Max Scherzer heard his name and thrust his arms in the air, shouting and smiling big before turning to kiss his wife.

Corey Kluber, on the other hand, gulped once and blinked.

Two aces, two different styles - and now another Cy Young Award for each.

The animated Scherzer of the Washington Nationals coasted to his third Cy Young, winning Wednesday for the second straight year in the National League. He breezed past Los Angeles Dodgers ace Clayton Kershaw, drawing 27 of the 30 first-place votes in balloting by members of the Baseball Writers' Association of America.

Kluber's win was even more of a runaway. The Cleveland Indians ace took 28 first-place votes, easily outpacing Chris Sale of the Boston Red Sox for his second AL Cy Young.

Scherzer yelled "yes!" when his award was announced on MLB Network, a reaction in keeping with his expressive reputation. He showed that intensity often this year, whether he was cursing under his breath like a madman during his delivery or demanding - also with expletives - that manager Dusty Baker leave him in the game.

Just a little different than the pitcher they call "Klubot." Kluber was stoic as ever when announced as the AL winner. He swallowed hard but otherwise didn't react, only showing the hint of a smile moments later when answering questions.

Not that he wasn't thrilled.

"Winning a second one maybe, for me personally, kind of validates the first one," Kluber said.

Scherzer's win moves him into rare company. He's the 10th pitcher with at least three Cy Youngs, and among the other nine, only Kershaw and Roger Clemens aren't in the Hall of Fame.

"That's why I'm drinking a lot of champagne tonight," Scherzer said.

Scherzer earned the NL honor last year with Washington and the 2013 American League prize with Detroit.

"This one is special," he said. "When you start talking about winning three times, I can't even comprehend it at this point."
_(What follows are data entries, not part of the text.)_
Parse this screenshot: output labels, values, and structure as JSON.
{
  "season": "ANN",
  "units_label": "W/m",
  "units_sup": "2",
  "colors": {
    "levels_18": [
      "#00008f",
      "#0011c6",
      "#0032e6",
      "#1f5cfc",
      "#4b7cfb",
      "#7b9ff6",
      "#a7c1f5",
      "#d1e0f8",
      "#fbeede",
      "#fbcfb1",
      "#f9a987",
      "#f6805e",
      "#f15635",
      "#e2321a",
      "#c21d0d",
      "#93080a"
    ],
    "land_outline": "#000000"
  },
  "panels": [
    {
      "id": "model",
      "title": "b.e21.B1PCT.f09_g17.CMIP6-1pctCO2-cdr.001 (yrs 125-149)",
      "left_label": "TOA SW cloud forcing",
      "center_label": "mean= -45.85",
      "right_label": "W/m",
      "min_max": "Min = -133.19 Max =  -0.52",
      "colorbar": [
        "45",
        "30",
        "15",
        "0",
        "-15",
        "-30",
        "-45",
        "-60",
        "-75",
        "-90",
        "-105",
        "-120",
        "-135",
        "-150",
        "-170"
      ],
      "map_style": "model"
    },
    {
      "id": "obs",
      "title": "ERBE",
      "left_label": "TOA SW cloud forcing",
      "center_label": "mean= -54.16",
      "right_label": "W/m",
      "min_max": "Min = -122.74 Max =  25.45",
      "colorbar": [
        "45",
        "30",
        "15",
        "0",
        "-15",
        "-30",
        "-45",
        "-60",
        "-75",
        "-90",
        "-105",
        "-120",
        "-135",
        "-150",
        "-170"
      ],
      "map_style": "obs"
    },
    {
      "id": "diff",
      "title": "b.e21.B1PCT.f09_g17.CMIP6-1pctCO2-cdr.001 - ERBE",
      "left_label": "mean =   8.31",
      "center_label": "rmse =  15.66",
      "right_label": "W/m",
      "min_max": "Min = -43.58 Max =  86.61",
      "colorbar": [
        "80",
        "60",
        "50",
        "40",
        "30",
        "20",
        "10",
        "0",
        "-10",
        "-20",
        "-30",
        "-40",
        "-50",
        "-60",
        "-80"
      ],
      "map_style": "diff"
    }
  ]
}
Scherzer was 16-6 with a career-best 2.51 ERA this year. The 33-year-old righty struck out a league-leading 268 for the NL East champion Nationals, and in an era noted for declining pitcher durability, he eclipsed 200 innings for the fifth straight season. He had to overcome a variety of ailments to get there, and Washington's training staff was high on his thank-you list.

"Everybody had a role in keeping me out on the field," he said. "I'm very thankful for all their hard work."

Kershaw has won three NL Cy Youngs and was the last pitcher to win back-to-back. He was 18-4 with a league-best 2.31 ERA and 202 strikeouts. This is his second runner-up finish. Stephen Strasburg of the Nationals finished third.

Kluber missed a month of the season with back pain and still easily won the AL award over Sale and third-place finisher Luis Severino of the New York Yankees. Kluber led the majors with a 2.25 ERA, and his 18 wins tied for the most in baseball. He added to the Cy Young he won with the Indians in 2014 and is the 19th pitcher to win multiple times.

The 31-year-old Kluber was especially dominant down the stretch, closing out the season by going 11-1 to help Cleveland win the AL Central. He and Minnesota's Ervin Santana tied for the major league lead with five complete games - nobody else had more than two. Kluber also led the majors with 8.0 wins above replacement, per baseball-reference.com.

Kluber and Scherzer both had rough outings in the playoffs. Kluber gave up nine runs over two starts in an AL Division Series against the Yankees, and Scherzer blew a save in the decisive Game 5 of an NL Division Series against the Cubs.

Scherzer said he couldn't even watch the League Championship Series, although he did tune in for the World Series.

"That will eat at me this whole offseason," he said.

Voting for the awards was completed before the postseason began.

The final BBWAA honors will come Thursday when the MVP awards are announced in the AL and NL.